Dans le cortège du 29 janvier

Paroles de révoltés ordinaires

Dans le cortège du 29 janvier

par Julien Brygo, Stéphane Fernandez

Le ministre du budget est formel : les grèves ne sont pas un moyen « adapté » pour exprimer sa « crainte de l’avenir ». Eric Woerth enjoint les Français à « plus de solidarité nationale », à « bouger » et à se « serrer les coudes ». Curieux de saisir la perception des pensées nietzschéennes du commis aux finances de la Nation auprès des grévistes, Basta! est allé poser la question à des manifestants jeudi dernier, dans le cortège parisien.

Ensemble. Tous ensemble. Un million ? Deux millions ? Qu’importe après tout. L’essentiel est là. Tout un peuple dans la rue. Un peuple de gauche. Avec l’envie d’espérer, de rêver, de croire encore en des lendemains qui ne déchantent pas. De gagner pour une fois la bataille de l’image. Face au rouleau compresseur de la communication gouvernementale, face aux rengaines du discours de la droite (les otages qui veulent travailler, la nécessité de se mettre au travail, trop de grèves en France), face aux postures affectées des gouvernants et du patronat (c’est légitime, on comprend, on entend). Ce peuple de gauche réuni était beau à voir. Sans les jalousies de ses ténors aux voix désaccordées. Elle relançait une certaine espérance. Les germes sont là.

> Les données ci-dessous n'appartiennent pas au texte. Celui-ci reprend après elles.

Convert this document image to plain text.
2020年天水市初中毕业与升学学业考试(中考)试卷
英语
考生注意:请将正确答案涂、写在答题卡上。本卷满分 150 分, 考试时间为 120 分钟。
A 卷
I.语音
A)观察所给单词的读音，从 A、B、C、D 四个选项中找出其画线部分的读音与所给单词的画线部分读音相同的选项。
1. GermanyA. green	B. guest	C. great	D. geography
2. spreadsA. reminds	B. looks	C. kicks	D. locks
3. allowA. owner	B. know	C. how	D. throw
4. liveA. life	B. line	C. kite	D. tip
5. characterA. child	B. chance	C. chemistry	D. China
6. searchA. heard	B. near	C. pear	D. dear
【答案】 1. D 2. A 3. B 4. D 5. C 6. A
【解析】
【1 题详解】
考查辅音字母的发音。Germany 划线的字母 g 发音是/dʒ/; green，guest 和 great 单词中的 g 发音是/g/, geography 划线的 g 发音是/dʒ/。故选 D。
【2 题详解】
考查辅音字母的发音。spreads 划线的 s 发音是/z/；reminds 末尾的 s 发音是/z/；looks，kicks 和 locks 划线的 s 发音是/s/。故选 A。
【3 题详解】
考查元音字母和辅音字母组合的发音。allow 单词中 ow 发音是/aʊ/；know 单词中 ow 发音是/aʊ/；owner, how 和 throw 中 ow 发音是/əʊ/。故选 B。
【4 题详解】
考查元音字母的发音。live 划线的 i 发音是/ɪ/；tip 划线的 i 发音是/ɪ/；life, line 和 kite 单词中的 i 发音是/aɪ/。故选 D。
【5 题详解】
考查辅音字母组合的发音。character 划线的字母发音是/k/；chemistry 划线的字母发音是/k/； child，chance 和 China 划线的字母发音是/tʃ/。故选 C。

Ensemble. Jeunes, vieux, sans papier, handicapés, chômeurs, lycéens, chercheurs, anars, chrétiens, précaires, public, privé… Pour réclamer de ne pas payer pour la crise d’un système qu’ils ne veulent pas. Pour réclamer de quoi vivre ou survivre dignement. Un salaire décent, des papiers, un toit, une allocation qui ne soit pas seulement une aumône. Pour sortir de la peur dans laquelle nous confine un discours et une parole unique depuis plus de 7 ans. Pour sortir de l’individualisme et retrouver le sens des luttes collectives.

Ensemble. Tous ensemble. Pour se compter aussi. Pour se rendre compte qu’on n’est pas seul à avoir la tête sous l’eau. Pour être sûr qu’on remue encore, que nous ne sommes pas devenus si “invisibles” que le discours officiel veut bien le faire croire. Pour se serrer les coudes. Pour montrer qu’ensemble, tout devient possible peut aussi être un slogan qui sonne à gauche.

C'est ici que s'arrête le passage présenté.